What happened during the FMD epidemic has been described by one group of published statistical experts as resulting from the “abuse of mathematical models”. As the UK authorities culled herds in the proximity of outbreaks, Ireland used FMD vaccination and avoided culling on the UK scale.
The additional expenditure from the UK culling has been estimated to have resulted in the over-expenditure of more than £3 billion. Problems were apparently attributed shortly after the events to “a lack of mutual understanding between veterinarians and modellers.” The FMD outbreak messed up and should have ended the RBCT.
A full re-examination of the RBCT is needed
What was described to me as a ‘pro-cull’ website is also commenting on ISG analysis, having obtained raw RBCT data from DEFRA in March 2016. It is offering graphs showing why the concept of perturbation may be wrong. The data ‘adjustments’ create the significance, or rather – the perturbation effect is a function of the adjustments made. Something that is clear from the raw data.
This is actually quite helpful. There are many uncontrolled variables in the RBCT; bTB testing and herd numbers varied before and during the trials, pre-RBCT culling of badgers was high and uneven, and cattle testing regimes variable in type and frequency and so on.

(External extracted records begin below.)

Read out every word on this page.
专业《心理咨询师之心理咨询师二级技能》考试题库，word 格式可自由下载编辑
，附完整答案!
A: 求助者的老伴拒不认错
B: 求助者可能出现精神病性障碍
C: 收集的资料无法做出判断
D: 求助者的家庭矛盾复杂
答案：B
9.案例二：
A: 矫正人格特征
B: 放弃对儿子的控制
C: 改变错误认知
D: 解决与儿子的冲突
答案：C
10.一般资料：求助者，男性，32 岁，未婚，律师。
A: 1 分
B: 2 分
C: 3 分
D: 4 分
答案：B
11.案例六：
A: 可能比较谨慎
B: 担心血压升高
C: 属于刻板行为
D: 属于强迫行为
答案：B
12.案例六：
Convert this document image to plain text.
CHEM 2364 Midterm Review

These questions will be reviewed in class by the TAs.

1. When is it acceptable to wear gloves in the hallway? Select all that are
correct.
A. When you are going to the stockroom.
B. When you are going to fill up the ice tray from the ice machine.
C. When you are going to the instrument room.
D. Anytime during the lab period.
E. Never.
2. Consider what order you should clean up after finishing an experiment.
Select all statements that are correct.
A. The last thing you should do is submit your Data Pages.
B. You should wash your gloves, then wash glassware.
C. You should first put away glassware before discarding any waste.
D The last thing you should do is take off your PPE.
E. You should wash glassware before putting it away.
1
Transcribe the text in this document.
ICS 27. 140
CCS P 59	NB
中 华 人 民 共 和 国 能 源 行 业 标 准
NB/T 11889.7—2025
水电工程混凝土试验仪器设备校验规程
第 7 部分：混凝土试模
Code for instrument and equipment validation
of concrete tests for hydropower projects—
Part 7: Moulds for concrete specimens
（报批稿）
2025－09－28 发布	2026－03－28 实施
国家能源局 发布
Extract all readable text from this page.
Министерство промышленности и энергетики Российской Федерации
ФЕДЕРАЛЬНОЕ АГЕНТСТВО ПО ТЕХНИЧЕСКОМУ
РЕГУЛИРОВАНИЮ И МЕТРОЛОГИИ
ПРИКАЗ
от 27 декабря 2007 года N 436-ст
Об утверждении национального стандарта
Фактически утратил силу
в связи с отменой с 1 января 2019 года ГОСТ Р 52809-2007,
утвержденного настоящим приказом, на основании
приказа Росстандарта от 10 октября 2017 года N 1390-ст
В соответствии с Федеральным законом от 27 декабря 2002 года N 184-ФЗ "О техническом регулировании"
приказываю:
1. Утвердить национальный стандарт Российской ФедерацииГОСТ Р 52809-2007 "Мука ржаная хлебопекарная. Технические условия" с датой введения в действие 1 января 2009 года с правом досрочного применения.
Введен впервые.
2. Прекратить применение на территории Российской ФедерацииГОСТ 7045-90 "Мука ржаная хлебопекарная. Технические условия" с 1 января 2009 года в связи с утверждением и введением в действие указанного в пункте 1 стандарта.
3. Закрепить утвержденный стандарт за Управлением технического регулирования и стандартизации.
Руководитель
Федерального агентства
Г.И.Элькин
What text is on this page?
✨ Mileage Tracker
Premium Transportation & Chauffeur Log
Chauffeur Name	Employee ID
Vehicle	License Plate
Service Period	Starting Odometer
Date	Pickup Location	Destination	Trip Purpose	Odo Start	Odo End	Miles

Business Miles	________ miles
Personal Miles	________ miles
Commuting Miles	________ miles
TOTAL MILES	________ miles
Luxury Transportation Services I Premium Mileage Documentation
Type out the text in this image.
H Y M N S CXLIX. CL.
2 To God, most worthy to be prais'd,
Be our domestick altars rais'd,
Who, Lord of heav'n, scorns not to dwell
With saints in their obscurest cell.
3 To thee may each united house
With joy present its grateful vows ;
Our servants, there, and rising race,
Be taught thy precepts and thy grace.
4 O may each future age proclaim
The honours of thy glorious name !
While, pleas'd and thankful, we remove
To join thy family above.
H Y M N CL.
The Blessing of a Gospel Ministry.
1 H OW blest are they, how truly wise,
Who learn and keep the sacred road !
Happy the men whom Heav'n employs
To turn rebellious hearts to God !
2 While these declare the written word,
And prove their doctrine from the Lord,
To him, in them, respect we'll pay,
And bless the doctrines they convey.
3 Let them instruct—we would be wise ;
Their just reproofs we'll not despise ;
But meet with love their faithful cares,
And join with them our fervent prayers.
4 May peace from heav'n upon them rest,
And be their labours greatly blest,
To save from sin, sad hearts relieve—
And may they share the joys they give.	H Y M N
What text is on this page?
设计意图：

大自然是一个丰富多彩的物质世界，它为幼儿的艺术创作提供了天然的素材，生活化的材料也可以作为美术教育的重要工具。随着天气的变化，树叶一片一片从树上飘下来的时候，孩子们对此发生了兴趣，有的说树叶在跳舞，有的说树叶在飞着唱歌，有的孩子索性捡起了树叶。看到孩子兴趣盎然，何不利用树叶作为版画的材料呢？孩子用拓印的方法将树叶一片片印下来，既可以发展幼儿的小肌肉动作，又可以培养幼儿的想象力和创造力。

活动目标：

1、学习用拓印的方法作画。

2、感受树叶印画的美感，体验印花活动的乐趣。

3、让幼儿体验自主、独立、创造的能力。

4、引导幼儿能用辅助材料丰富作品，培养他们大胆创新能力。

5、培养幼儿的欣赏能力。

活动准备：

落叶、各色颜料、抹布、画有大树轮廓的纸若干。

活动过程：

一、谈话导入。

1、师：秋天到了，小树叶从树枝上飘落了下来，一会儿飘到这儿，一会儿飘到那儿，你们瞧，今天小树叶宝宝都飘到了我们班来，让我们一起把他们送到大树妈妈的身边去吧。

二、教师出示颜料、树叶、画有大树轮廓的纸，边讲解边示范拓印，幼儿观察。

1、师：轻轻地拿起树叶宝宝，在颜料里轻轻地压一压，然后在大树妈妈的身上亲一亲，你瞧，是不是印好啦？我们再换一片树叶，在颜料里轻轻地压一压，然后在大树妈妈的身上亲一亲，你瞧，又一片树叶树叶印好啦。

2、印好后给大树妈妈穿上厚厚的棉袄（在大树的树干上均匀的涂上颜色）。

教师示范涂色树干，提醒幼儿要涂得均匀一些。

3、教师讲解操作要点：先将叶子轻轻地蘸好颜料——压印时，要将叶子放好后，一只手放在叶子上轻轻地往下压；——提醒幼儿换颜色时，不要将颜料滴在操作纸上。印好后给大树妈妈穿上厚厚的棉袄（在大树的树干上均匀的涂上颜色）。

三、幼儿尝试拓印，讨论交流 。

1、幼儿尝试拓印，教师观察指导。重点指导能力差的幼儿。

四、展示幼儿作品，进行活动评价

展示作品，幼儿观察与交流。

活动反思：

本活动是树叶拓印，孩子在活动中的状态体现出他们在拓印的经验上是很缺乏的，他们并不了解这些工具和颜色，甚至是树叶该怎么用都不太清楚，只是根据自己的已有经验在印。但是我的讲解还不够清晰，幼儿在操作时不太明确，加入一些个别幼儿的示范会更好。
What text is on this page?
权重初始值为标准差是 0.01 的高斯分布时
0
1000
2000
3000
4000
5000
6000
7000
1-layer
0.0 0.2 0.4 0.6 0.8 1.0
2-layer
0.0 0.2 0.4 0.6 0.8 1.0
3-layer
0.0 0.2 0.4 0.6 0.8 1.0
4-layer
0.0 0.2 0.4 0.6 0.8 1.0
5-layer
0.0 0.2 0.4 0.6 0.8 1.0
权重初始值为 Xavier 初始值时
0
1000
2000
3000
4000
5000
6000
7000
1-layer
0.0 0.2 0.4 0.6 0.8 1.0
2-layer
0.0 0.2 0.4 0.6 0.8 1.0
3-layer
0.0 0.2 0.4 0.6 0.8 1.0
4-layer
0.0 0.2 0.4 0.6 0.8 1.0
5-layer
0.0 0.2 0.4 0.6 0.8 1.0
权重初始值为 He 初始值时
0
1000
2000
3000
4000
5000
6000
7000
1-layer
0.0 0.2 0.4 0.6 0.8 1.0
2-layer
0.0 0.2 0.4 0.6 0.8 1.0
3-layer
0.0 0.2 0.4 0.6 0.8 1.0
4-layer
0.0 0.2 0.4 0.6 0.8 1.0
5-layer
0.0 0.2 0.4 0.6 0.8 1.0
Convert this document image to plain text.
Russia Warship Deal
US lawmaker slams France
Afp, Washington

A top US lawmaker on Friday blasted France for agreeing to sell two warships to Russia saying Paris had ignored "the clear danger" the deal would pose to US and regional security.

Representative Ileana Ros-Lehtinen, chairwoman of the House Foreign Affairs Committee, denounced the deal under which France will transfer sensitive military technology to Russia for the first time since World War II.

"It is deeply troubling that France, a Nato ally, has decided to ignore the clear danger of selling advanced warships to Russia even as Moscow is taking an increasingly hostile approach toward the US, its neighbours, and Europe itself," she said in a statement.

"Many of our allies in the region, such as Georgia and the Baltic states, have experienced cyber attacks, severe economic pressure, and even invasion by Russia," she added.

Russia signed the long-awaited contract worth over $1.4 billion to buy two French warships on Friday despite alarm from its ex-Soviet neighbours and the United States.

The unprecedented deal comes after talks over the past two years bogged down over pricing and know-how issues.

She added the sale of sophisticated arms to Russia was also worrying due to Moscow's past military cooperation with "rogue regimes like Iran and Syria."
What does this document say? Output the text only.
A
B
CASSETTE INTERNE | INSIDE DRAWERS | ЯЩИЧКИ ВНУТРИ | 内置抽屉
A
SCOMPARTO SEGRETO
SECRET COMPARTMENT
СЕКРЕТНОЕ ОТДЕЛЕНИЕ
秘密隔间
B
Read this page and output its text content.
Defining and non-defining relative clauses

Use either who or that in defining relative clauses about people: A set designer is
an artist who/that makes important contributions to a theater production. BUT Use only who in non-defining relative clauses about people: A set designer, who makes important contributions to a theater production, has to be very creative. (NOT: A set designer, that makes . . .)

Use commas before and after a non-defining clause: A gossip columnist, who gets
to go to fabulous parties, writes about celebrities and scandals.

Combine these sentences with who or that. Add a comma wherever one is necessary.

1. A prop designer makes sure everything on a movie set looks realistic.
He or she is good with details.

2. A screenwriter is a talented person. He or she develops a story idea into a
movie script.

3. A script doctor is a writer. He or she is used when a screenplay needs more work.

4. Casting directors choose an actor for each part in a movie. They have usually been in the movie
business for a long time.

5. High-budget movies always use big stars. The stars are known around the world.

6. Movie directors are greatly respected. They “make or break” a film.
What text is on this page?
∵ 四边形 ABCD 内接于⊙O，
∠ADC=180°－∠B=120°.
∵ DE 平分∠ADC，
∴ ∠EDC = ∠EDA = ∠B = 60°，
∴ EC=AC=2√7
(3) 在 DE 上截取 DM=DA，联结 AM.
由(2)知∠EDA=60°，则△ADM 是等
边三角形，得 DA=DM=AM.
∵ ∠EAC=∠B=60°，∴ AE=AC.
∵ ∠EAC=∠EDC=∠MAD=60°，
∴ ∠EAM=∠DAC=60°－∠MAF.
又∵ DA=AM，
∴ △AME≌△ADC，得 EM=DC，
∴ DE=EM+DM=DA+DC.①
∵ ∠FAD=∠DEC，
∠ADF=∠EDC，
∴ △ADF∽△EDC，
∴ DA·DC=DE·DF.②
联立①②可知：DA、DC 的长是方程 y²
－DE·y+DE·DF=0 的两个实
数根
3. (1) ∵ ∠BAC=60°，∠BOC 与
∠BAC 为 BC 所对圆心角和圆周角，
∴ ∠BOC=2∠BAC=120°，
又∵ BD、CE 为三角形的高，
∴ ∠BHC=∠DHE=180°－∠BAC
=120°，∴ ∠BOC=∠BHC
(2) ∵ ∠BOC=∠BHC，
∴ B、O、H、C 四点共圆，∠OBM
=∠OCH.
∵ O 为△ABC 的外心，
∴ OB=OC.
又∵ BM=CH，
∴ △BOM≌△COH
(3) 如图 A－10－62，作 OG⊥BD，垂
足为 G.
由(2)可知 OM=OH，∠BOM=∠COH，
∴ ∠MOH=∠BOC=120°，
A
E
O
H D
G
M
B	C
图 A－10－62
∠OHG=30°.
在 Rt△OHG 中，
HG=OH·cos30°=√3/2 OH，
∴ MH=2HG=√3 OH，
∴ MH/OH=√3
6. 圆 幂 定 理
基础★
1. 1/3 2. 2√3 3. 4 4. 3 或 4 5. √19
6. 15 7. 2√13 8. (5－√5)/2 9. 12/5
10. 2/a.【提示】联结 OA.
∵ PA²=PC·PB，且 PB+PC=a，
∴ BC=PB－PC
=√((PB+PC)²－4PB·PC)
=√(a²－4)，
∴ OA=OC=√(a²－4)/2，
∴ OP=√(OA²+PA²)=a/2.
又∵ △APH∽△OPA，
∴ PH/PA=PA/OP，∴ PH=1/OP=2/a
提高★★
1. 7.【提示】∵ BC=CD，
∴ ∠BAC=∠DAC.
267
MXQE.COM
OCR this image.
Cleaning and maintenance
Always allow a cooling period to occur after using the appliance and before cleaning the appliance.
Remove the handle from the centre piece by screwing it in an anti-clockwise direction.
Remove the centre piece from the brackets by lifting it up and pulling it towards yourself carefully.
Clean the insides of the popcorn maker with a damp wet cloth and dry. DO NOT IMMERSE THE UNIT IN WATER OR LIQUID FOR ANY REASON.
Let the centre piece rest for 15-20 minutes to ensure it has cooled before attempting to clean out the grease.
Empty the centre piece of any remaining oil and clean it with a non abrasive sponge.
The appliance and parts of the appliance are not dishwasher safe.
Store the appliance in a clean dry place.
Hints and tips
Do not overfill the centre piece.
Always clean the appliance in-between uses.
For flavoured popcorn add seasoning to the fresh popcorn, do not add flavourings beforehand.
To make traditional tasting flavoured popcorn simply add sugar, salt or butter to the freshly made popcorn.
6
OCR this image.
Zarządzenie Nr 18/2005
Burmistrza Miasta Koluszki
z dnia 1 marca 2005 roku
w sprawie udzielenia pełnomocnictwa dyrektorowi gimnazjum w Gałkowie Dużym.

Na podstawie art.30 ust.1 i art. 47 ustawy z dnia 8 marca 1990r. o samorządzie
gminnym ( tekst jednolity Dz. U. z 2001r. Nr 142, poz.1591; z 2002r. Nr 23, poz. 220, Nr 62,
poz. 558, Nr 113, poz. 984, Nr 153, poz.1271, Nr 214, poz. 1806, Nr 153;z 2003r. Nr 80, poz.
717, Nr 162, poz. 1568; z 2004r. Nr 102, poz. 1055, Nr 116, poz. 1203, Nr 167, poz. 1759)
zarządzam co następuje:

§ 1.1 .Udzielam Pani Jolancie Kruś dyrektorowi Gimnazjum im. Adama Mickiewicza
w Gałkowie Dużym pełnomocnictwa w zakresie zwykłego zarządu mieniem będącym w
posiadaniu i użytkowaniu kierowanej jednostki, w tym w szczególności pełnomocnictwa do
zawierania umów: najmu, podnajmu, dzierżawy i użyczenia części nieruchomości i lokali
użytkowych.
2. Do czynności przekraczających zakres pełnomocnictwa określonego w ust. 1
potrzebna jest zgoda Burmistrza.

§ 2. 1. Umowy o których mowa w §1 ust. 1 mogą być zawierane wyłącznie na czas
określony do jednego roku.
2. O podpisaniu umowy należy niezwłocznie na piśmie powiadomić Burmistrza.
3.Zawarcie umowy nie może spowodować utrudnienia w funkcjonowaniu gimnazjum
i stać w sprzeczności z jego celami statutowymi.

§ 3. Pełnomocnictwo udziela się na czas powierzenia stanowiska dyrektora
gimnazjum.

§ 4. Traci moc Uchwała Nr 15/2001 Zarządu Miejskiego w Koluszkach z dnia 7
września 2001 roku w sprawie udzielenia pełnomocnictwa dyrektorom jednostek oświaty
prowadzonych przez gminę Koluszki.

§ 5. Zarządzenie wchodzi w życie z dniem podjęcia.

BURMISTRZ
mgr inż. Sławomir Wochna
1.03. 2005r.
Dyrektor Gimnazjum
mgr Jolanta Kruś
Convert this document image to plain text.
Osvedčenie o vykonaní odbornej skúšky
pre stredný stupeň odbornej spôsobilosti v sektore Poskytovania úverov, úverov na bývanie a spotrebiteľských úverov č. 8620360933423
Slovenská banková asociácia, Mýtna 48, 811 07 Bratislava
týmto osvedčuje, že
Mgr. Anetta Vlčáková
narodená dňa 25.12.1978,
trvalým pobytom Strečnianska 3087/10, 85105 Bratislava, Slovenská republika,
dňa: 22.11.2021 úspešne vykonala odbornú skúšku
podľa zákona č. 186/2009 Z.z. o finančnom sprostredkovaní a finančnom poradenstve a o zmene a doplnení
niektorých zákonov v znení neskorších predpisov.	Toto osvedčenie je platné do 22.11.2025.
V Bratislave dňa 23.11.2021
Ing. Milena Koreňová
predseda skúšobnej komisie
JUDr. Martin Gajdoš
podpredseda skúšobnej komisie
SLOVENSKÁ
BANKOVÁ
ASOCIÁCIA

It is hard to square this with the ISG comment “very few such interactions [variables] were uncovered”. They were everywhere.
What next? Well, with unsafe controls, do badgers contribute 1 in 27 new breakdowns, 1 in 2,700 or 1 in 27,000? Impossible to say. Those closer to the folk involved in the study say (in protection of reputations and funding), that if there is contra-evidence, then publish it. A re-examination of the RBCT assumptions and methods is needed.
So was £50 million really wasted? Well not completely. We did learn about badger behaviour along the way, and that killing badgers may cause a carnivore release effect on European designated sites and species – and all nature reserves and countryside actually. This, the government now accepts, requires proper investigation before considering more badger killings.
The post-RBCT period has been peppered with new offshoots and arguments. Some big sums have been allocated to vaccine development for badger and cattle in an unenthusiastic way.
But the ‘elephant in the room’ is what EC officials pointed out to Environment, Food and Rural Affairs Committee members in 2013: that we really must accept that the only known way to tackle bTB is to test cattle effectively and remove infected animals. In other words, to stop side-lining disease control in favour of short term economic output.
Conclusion; badgers have been more than unlucky. They have had the bad end of equivocal science, and the bad end of bad government. The question of whether or not to kill badgers at public expense, without good evidence, is surely facing an inevitable reality check.
Tom Langton has been a consulting ecologist to government, business and industry and a voluntary sector volunteer, more recently working on assisting small pressure groups in legal opposition to destruction of species and habitats in Europe.